Erano sedute nelle tre sedie
attorno al tavolo da pranzo, e Flavia poteva sentire suo fratello che
russava
nella loro stanzetta.
“Non
c’è molto da stupirsi, ha
viaggiato da solo con quel bischero per sei, forse sette
giorni,” commentò Zia
Claudia. “E cavalcando per conto suo, se quel mi hai detto
è vero.”
“Questo
lo dovresti chiedere a
Marcello, Zia,” precisò Flavia. “Ma
comunque, c’erano due cavalli alle stalle,
quindi dovrebbe aver detto la verità…
perché dovrebbe mentirmi, d’altronde? È
mio fratello.”
“Questo
non vuol dir nulla, nipote,”
asserì Zia Claudia. “A un certo punto, potrebbe
decidere di nasconderti qualcosa
soltanto perché riterrebbe di poterti proteggere in quel
modo.

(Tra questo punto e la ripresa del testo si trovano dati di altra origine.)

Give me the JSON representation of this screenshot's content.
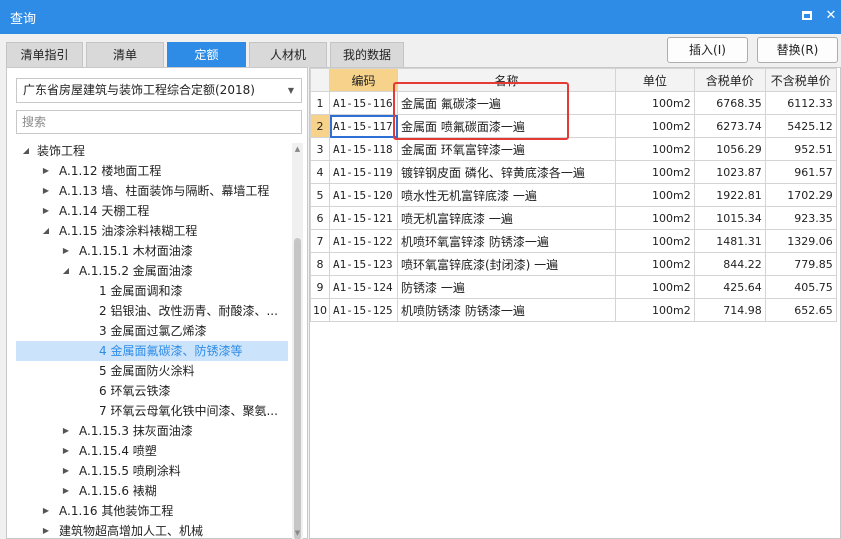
{
  "window": {
    "title": "查询"
  },
  "tabs": [
    {
      "label": "清单指引",
      "active": false
    },
    {
      "label": "清单",
      "active": false
    },
    {
      "label": "定额",
      "active": true
    },
    {
      "label": "人材机",
      "active": false
    },
    {
      "label": "我的数据",
      "active": false
    }
  ],
  "toolbar": {
    "insert_label": "插入(I)",
    "replace_label": "替换(R)"
  },
  "library": {
    "selected": "广东省房屋建筑与装饰工程综合定额(2018)"
  },
  "search": {
    "placeholder": "搜索",
    "value": ""
  },
  "tree": [
    {
      "label": "装饰工程",
      "expanded": true
    },
    {
      "label": "A.1.12 楼地面工程",
      "expanded": false
    },
    {
      "label": "A.1.13 墙、柱面装饰与隔断、幕墙工程",
      "expanded": false
    },
    {
      "label": "A.1.14 天棚工程",
      "expanded": false
    },
    {
      "label": "A.1.15 油漆涂料裱糊工程",
      "expanded": true
    },
    {
      "label": "A.1.15.1 木材面油漆",
      "expanded": false
    },
    {
      "label": "A.1.15.2 金属面油漆",
      "expanded": true
    },
    {
      "label": "1 金属面调和漆"
    },
    {
      "label": "2 铝银油、改性沥青、耐酸漆、..."
    },
    {
      "label": "3 金属面过氯乙烯漆"
    },
    {
      "label": "4 金属面氟碳漆、防锈漆等",
      "selected": true
    },
    {
      "label": "5 金属面防火涂料"
    },
    {
      "label": "6 环氧云铁漆"
    },
    {
      "label": "7 环氧云母氧化铁中间漆、聚氨..."
    },
    {
      "label": "A.1.15.3 抹灰面油漆",
      "expanded": false
    },
    {
      "label": "A.1.15.4 喷塑",
      "expanded": false
    },
    {
      "label": "A.1.15.5 喷刷涂料",
      "expanded": false
    },
    {
      "label": "A.1.15.6 裱糊",
      "expanded": false
    },
    {
      "label": "A.1.16 其他装饰工程",
      "expanded": false
    },
    {
      "label": "建筑物超高增加人工、机械",
      "expanded": false
    }
  ],
  "table": {
    "headers": {
      "code": "编码",
      "name": "名称",
      "unit": "单位",
      "tax_price": "含税单价",
      "notax_price": "不含税单价"
    },
    "selected_row": 2,
    "rows": [
      {
        "num": "1",
        "code": "A1-15-116",
        "name": "金属面 氟碳漆一遍",
        "unit": "100m2",
        "tax_price": "6768.35",
        "notax_price": "6112.33"
      },
      {
        "num": "2",
        "code": "A1-15-117",
        "name": "金属面 喷氟碳面漆一遍",
        "unit": "100m2",
        "tax_price": "6273.74",
        "notax_price": "5425.12"
      },
      {
        "num": "3",
        "code": "A1-15-118",
        "name": "金属面 环氧富锌漆一遍",
        "unit": "100m2",
        "tax_price": "1056.29",
        "notax_price": "952.51"
      },
      {
        "num": "4",
        "code": "A1-15-119",
        "name": "镀锌钢皮面 磷化、锌黄底漆各一遍",
        "unit": "100m2",
        "tax_price": "1023.87",
        "notax_price": "961.57"
      },
      {
        "num": "5",
        "code": "A1-15-120",
        "name": "喷水性无机富锌底漆 一遍",
        "unit": "100m2",
        "tax_price": "1922.81",
        "notax_price": "1702.29"
      },
      {
        "num": "6",
        "code": "A1-15-121",
        "name": "喷无机富锌底漆 一遍",
        "unit": "100m2",
        "tax_price": "1015.34",
        "notax_price": "923.35"
      },
      {
        "num": "7",
        "code": "A1-15-122",
        "name": "机喷环氧富锌漆 防锈漆一遍",
        "unit": "100m2",
        "tax_price": "1481.31",
        "notax_price": "1329.06"
      },
      {
        "num": "8",
        "code": "A1-15-123",
        "name": "喷环氧富锌底漆(封闭漆) 一遍",
        "unit": "100m2",
        "tax_price": "844.22",
        "notax_price": "779.85"
      },
      {
        "num": "9",
        "code": "A1-15-124",
        "name": "防锈漆 一遍",
        "unit": "100m2",
        "tax_price": "425.64",
        "notax_price": "405.75"
      },
      {
        "num": "10",
        "code": "A1-15-125",
        "name": "机喷防锈漆 防锈漆一遍",
        "unit": "100m2",
        "tax_price": "714.98",
        "notax_price": "652.65"
      }
    ]
  },
  "colors": {
    "accent": "#2e8ce6",
    "header_highlight": "#f7d28a",
    "annotation": "#e53935",
    "selection": "#cce4fb"
  }
}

Diciamo solo che
i miei fratelli maggiori erano soliti farlo.”
“Proteggermi?
Ha!” la tredicenne scosse
la testa. “Sono io la
maggiore. Dovrebbe essere il contrario. Io ho tredici anni,
lui ne deve ancora compiere dodici.”
“A
onor del vero, Francesco ha ancora
l’incarico di proteggerti,” precisò
Mamma. “Hai tredici anni, l’hai detto. Non dovresti
fare nulla di serio finché non ne avrai quindici.”
“E li
compirò comunque prima di
Marcello,” disse Flavia. “Comunque, Zia,
perché Giovanni è venuto qui adesso?
L’ultima volta che l’abbiamo visto, Francesco gli
ha ordinato di uccidere Frundsberg,
e lo sapremmo se quel vecchio diavolo fosse
morto.”
Zia Claudia
ridacchiò. “Per
l’esattezza, Flavia, il diavolo sarebbe Giovanni…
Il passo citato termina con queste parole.